JP Morgan Targeted Attack: Not a Drone Strike, Hand-to-Hand Combat!
The bigger they are, the harder to hack? Not so, at least based on the (apparently successful) attack on JP Morgan, just revealed last week by the Wall Street Journal. With the FBI and the Secret Service investigating “possible” breaches in other major financial institutions, perhaps it’s time to rethink the way we relate to targeted attacks?
It’s Hand-to-Hand Combat, NOT a Drone Strike
A targeted attack is the cyber equivalent of hand-to-hand combat – a back-and-forth battle between two skilled adversaries, in which reactions need to be in sync with actions in order to have effect. It’s definitively not a one-sided, remotely-detonated drone strike – and it is imperative that we as an industry stop relating to these attacks as such. Targeted attackers see the countermeasures security teams deploy, and change tactics to evade them – often successfully.
Stop Underestimating the Enemy
Attackers that go after a bank like JP Morgan are highly determined and highly skilled. They may have state sanction and backing, or not. But either way, these are not kids sitting in their parents’ garage looking for excitement during summer break. These are professionals, working in multidisciplinary teams, who have the discipline to persevere, the resources to devote, and the determination to work hard to get to quality loot.
Not Opportunistic – Focused and Targeted
The choice of JP Morgan (and the others) as a target may have been opportunistic – meaning that a specific vulnerability was initially identified as exploitable.

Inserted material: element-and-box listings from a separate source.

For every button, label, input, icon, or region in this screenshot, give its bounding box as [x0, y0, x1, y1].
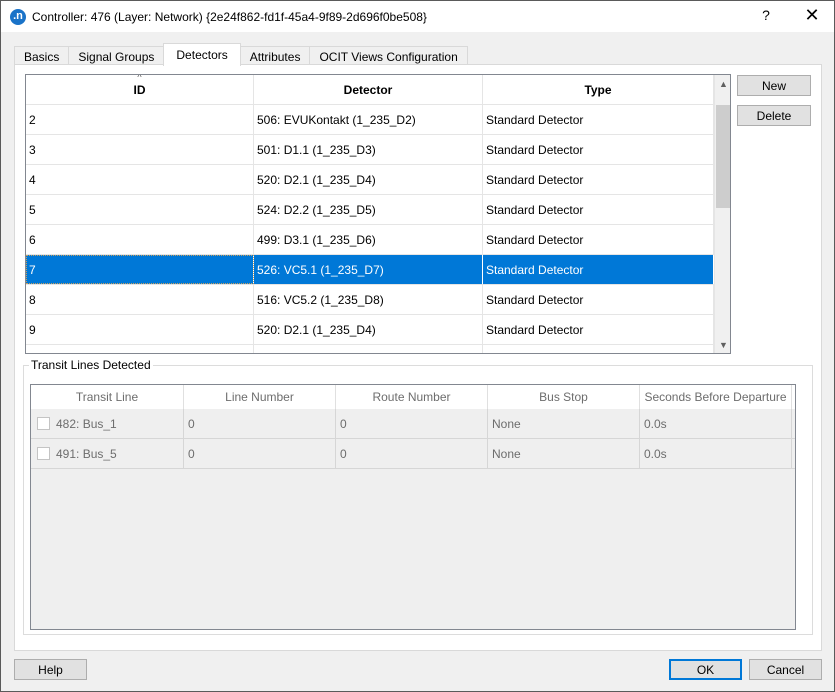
column-header-route-number[interactable]: Route Number	[336, 385, 488, 409]
cell-detector: 520: D2.1 (1_235_D4)	[254, 165, 483, 194]
detectors-table-body: 2 506: EVUKontakt (1_235_D2) Standard De…	[26, 104, 714, 353]
column-header-seconds-before-departure[interactable]: Seconds Before Departure	[640, 385, 792, 409]
detectors-table: ^ ID Detector Type 2 506: EVUKontakt (1_…	[25, 74, 731, 354]
cancel-button[interactable]: Cancel	[749, 659, 822, 680]
tab-detectors[interactable]: Detectors	[163, 43, 241, 66]
sort-ascending-icon: ^	[137, 74, 142, 82]
transit-line-label: 491: Bus_5	[56, 446, 117, 461]
cell-line-number: 0	[184, 409, 336, 438]
tab-signal-groups[interactable]: Signal Groups	[68, 46, 165, 66]
help-icon[interactable]: ?	[756, 7, 776, 23]
tab-attributes[interactable]: Attributes	[239, 46, 311, 66]
column-header-type[interactable]: Type	[483, 75, 714, 104]
controller-dialog: .n Controller: 476 (Layer: Network) {2e2…	[0, 0, 835, 692]
transit-line-checkbox[interactable]	[37, 417, 50, 430]
column-header-bus-stop[interactable]: Bus Stop	[488, 385, 640, 409]
cell-type: Standard Detector	[483, 315, 714, 344]
column-header-id[interactable]: ^ ID	[26, 75, 254, 104]
column-header-transit-line[interactable]: Transit Line	[31, 385, 184, 409]
table-row[interactable]: 491: Bus_5 0 0 None 0.0s	[31, 439, 795, 469]
cell-type: Standard Detector	[483, 285, 714, 314]
cell-detector: 520: D2.1 (1_235_D4)	[254, 315, 483, 344]
cell-transit-line: 491: Bus_5	[31, 439, 184, 468]
cell-detector: 499: D3.1 (1_235_D6)	[254, 225, 483, 254]
table-row-selected[interactable]: 7 526: VC5.1 (1_235_D7) Standard Detecto…	[26, 254, 714, 284]
cell-seconds-before-departure: 0.0s	[640, 409, 792, 438]
window-title: Controller: 476 (Layer: Network) {2e24f8…	[32, 9, 427, 24]
new-button[interactable]: New	[737, 75, 811, 96]
cell-type: Standard Detector	[483, 255, 714, 284]
vertical-scrollbar[interactable]: ▲ ▼	[714, 75, 730, 353]
tab-basics[interactable]: Basics	[14, 46, 70, 66]
transit-lines-groupbox: Transit Lines Detected Transit Line Line…	[23, 358, 813, 635]
cell-bus-stop: None	[488, 439, 640, 468]
transit-line-label: 482: Bus_1	[56, 416, 117, 431]
scrollbar-thumb[interactable]	[716, 105, 730, 208]
app-icon: .n	[10, 8, 26, 25]
table-row[interactable]: 3 501: D1.1 (1_235_D3) Standard Detector	[26, 134, 714, 164]
help-button[interactable]: Help	[14, 659, 87, 680]
transit-line-checkbox[interactable]	[37, 447, 50, 460]
transit-lines-table: Transit Line Line Number Route Number Bu…	[30, 384, 796, 630]
column-header-id-label: ID	[133, 82, 146, 97]
table-row[interactable]: 10 529: T22_T22a (1_235_D10) Standard De…	[26, 344, 714, 353]
tab-ocit-views-configuration[interactable]: OCIT Views Configuration	[309, 46, 468, 66]
cell-id: 6	[26, 225, 254, 254]
cell-detector: 506: EVUKontakt (1_235_D2)	[254, 105, 483, 134]
table-row[interactable]: 482: Bus_1 0 0 None 0.0s	[31, 409, 795, 439]
scroll-up-icon[interactable]: ▲	[715, 75, 730, 92]
scroll-down-icon[interactable]: ▼	[715, 336, 730, 353]
cell-id: 4	[26, 165, 254, 194]
cell-seconds-before-departure: 0.0s	[640, 439, 792, 468]
cell-id: 10	[26, 345, 254, 353]
cell-type: Standard Detector	[483, 135, 714, 164]
transit-table-header: Transit Line Line Number Route Number Bu…	[31, 385, 795, 409]
cell-line-number: 0	[184, 439, 336, 468]
cell-detector: 501: D1.1 (1_235_D3)	[254, 135, 483, 164]
column-header-detector[interactable]: Detector	[254, 75, 483, 104]
detectors-table-header: ^ ID Detector Type	[26, 75, 714, 104]
table-row[interactable]: 9 520: D2.1 (1_235_D4) Standard Detector	[26, 314, 714, 344]
table-row[interactable]: 5 524: D2.2 (1_235_D5) Standard Detector	[26, 194, 714, 224]
table-row[interactable]: 2 506: EVUKontakt (1_235_D2) Standard De…	[26, 104, 714, 134]
cell-type: Standard Detector	[483, 345, 714, 353]
cell-bus-stop: None	[488, 409, 640, 438]
table-row[interactable]: 4 520: D2.1 (1_235_D4) Standard Detector	[26, 164, 714, 194]
cell-detector: 526: VC5.1 (1_235_D7)	[254, 255, 483, 284]
cell-type: Standard Detector	[483, 195, 714, 224]
cell-type: Standard Detector	[483, 105, 714, 134]
cell-id: 2	[26, 105, 254, 134]
cell-type: Standard Detector	[483, 225, 714, 254]
column-header-line-number[interactable]: Line Number	[184, 385, 336, 409]
cell-detector: 524: D2.2 (1_235_D5)	[254, 195, 483, 224]
cell-id: 7	[26, 255, 254, 284]
table-row[interactable]: 8 516: VC5.2 (1_235_D8) Standard Detecto…	[26, 284, 714, 314]
title-bar: .n Controller: 476 (Layer: Network) {2e2…	[1, 1, 834, 32]
cell-type: Standard Detector	[483, 165, 714, 194]
cell-detector: 516: VC5.2 (1_235_D8)	[254, 285, 483, 314]
cell-id: 5	[26, 195, 254, 224]
cell-route-number: 0	[336, 439, 488, 468]
detectors-panel: ^ ID Detector Type 2 506: EVUKontakt (1_…	[14, 64, 822, 651]
delete-button[interactable]: Delete	[737, 105, 811, 126]
tab-bar: Basics Signal Groups Detectors Attribute…	[14, 43, 468, 66]
cell-transit-line: 482: Bus_1	[31, 409, 184, 438]
cell-route-number: 0	[336, 409, 488, 438]
cell-detector: 529: T22_T22a (1_235_D10)	[254, 345, 483, 353]
groupbox-title: Transit Lines Detected	[29, 358, 153, 372]
cell-id: 8	[26, 285, 254, 314]
ok-button[interactable]: OK	[669, 659, 742, 680]
close-icon[interactable]: ✕	[799, 5, 825, 26]
cell-id: 3	[26, 135, 254, 164]
cell-id: 9	[26, 315, 254, 344]
table-row[interactable]: 6 499: D3.1 (1_235_D6) Standard Detector	[26, 224, 714, 254]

However, once the target was chosen, the attackers stayed focused.
Why is this important? Because the millions of dollars that financial and other organizations spend on security is currently directed toward technologies that try to predict specific attack tactics or tools. This renders them ineffective against targeted attacks. In virtual hand-to-hand combat, targeted attackers learn the specific technologies deployed in the target, and simply use different maneuvers or tools to evade them.
These technologies, tightly bound to specific tactics or tools, represent the lion’s share of today’s cyber security countermeasures offerings. Thus, almost all of today’s cyber security spending is aimed at defending against opportunistic attackers, not targeted attackers. We are just now witnessing the emergence of companies and technologies that do not presume to predict a specific attack vector – but it is still not widespread.
An Attack, Not an Open-Ended Siege
So where does this leave us? Once commenced, a targeted attack has but three eventualities:
- The attacker is neutralized and is unable to carry on the attack;
- The attacker succeeds in obtaining some or all the loot;
- The attacker decides to forego the battle and move on.
We can agree that the first eventuality is preferable. Unfortunately, this is as rare as it is tempting. The second eventuality is the one we are trying to avoid. This leaves us with the third eventuality – neutralize the attacker’s will to pursue the attack.
This is not an unrealistic goal. Although some attackers may have vast resources at their disposal, no targeted attacker has absolutely unlimited resources. Professional attackers adhere to cost-benefit effort allocation laws like any other organization.
In medieval warfare terms – if the city can’t be sacked, the attackers are unlikely to lay a never-ending siege. Instead, they’re more likely to move on to the next, hopefully more lucrative, city.
Indeed, even after starting to target an organizations, attackers may decide to abandon the attack if the target is resilient, the cost estimation is increasing and the achievements are meager. So banks, and any other organization concerned with targeted attacks, should aim to make attackers expend as much effort as possible.
There are two specific concepts that are emerging and aim to help organizations in this type of war of attrition:
1. Make the attacker’s life tougher every step of the way
Defensive technologies which adapt themselves to the specific network, make it impossible for attackers to effectively prepare their assault. When attackers have knowledge of and access to defensive technologies, they can model their attacks in the comfort of their own lab, using trial-and-error until they’re 100% sure that the attack will succeed and go undetected. This modelling cannot be done with technologies which adapt, and hence behave differently in the real network than in the attacker’s model.
2. Force attackers to give back ground
Post-intrusion detection controls allow defenders to respond to and contain a specific event. Each such detection is very costly to attackers, as they now need to battle to regain lost footholds, credentials, and knowledge.
In an ideal world, targeted attackers would be rooted out and eliminated. But the best bet for defenders against targeted attacks is a classic example of realpolitik: hold off the attack until attackers exert themselves and move on to the next, easier, target. This is the most realistic and most favorable eventuality.
Organizations smart and fast enough to deploy technologies like those above will become harder and harder targets. This might not stop the most determined attacker forever – but in the real world, this is not the goal. What it will do is serve to divert attackers’ efforts, and that sure is a win.